Trade war concerns outweigh economic data
In the recent weeks, the performance of the US bond markets (BND) has been influenced by trade conflicts between the US and other nations, primarily China (FXI), rather than the underlying economic performance. Though the economic data for March and February have been mostly in line with expectations and paint a positive outlook for the economy, bond yields have failed to rally, as investors were concerned about the escalating trade tensions in the global markets. First, there were the steel and aluminum import tariffs, which were followed by $50 billion worth of tariffs on Chinese imports. The tensions were escalated further when China retaliated with tariffs of $30 billion on US imports and the US threatened another $100 billion worth of tariffs.

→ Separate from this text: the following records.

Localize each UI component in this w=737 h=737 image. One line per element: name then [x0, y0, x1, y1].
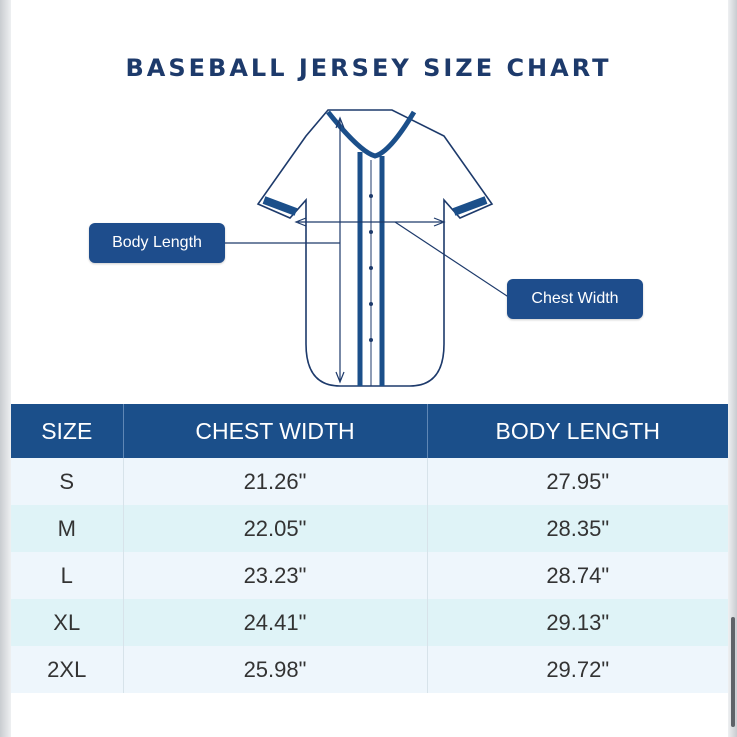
table-row: 2XL 25.98" 29.72" [11, 646, 728, 693]
cell-size: S [11, 458, 124, 505]
cell-chest-width: 25.98" [123, 646, 428, 693]
cell-body-length: 29.72" [427, 646, 728, 693]
body-length-callout: Body Length [89, 223, 225, 263]
chart-title: BASEBALL JERSEY SIZE CHART [125, 54, 612, 82]
chest-width-callout: Chest Width [507, 279, 643, 319]
image-frame-right [728, 0, 737, 737]
table-row: XL 24.41" 29.13" [11, 599, 728, 646]
jersey-illustration [256, 109, 494, 387]
scrollbar-thumb[interactable] [731, 617, 735, 727]
table-row: L 23.23" 28.74" [11, 552, 728, 599]
cell-chest-width: 24.41" [123, 599, 428, 646]
cell-body-length: 28.35" [427, 505, 728, 552]
cell-size: XL [11, 599, 124, 646]
cell-size: M [11, 505, 124, 552]
cell-chest-width: 21.26" [123, 458, 428, 505]
table-header-row: SIZE CHEST WIDTH BODY LENGTH [11, 404, 728, 458]
header-chest-width: CHEST WIDTH [123, 404, 428, 458]
cell-size: L [11, 552, 124, 599]
size-table: SIZE CHEST WIDTH BODY LENGTH S 21.26" 27… [11, 404, 728, 693]
cell-body-length: 27.95" [427, 458, 728, 505]
image-frame-left [0, 0, 11, 737]
table-row: M 22.05" 28.35" [11, 505, 728, 552]
cell-chest-width: 22.05" [123, 505, 428, 552]
cell-body-length: 29.13" [427, 599, 728, 646]
table-row: S 21.26" 27.95" [11, 458, 728, 505]
cell-size: 2XL [11, 646, 124, 693]
cell-body-length: 28.74" [427, 552, 728, 599]
header-body-length: BODY LENGTH [427, 404, 728, 458]
cell-chest-width: 23.23" [123, 552, 428, 599]
header-size: SIZE [11, 404, 124, 458]
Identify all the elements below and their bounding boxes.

The fear of a full-blown trade war reduced risk appetite and increased demand for safe-haven assets like bonds, which further pushed yields lower.
Bond yields fail to breach February highs
The US ten-year bond (IEF) yield reached a peak of 2.95% after stellar wage growth in February, as investors anticipated that the US Fed would increase rates sooner than expected. This view has since changed, as risk appetite waned, resulting in the ten-year yield (GOVT) falling to 2.74% at the end of March. Even a rate hike from the US FOMC at its March meeting and a hawkish post-meeting statement failed to drive yields higher, as investor focus remained on trade tensions.
The outlook for the bond markets
No one is really sure what the outcome of the current trade tensions could be. If all the major economies involved manage to reach an amicable solution, we can expect the current expansionary cycle to continue. There has not been a lot of damage, but the fear of future damage is driving markets. If these trade threats diminish, we can expect bond (TLT) yields to rebound, and the ten-year yield could breach the critical 3% mark in the near future.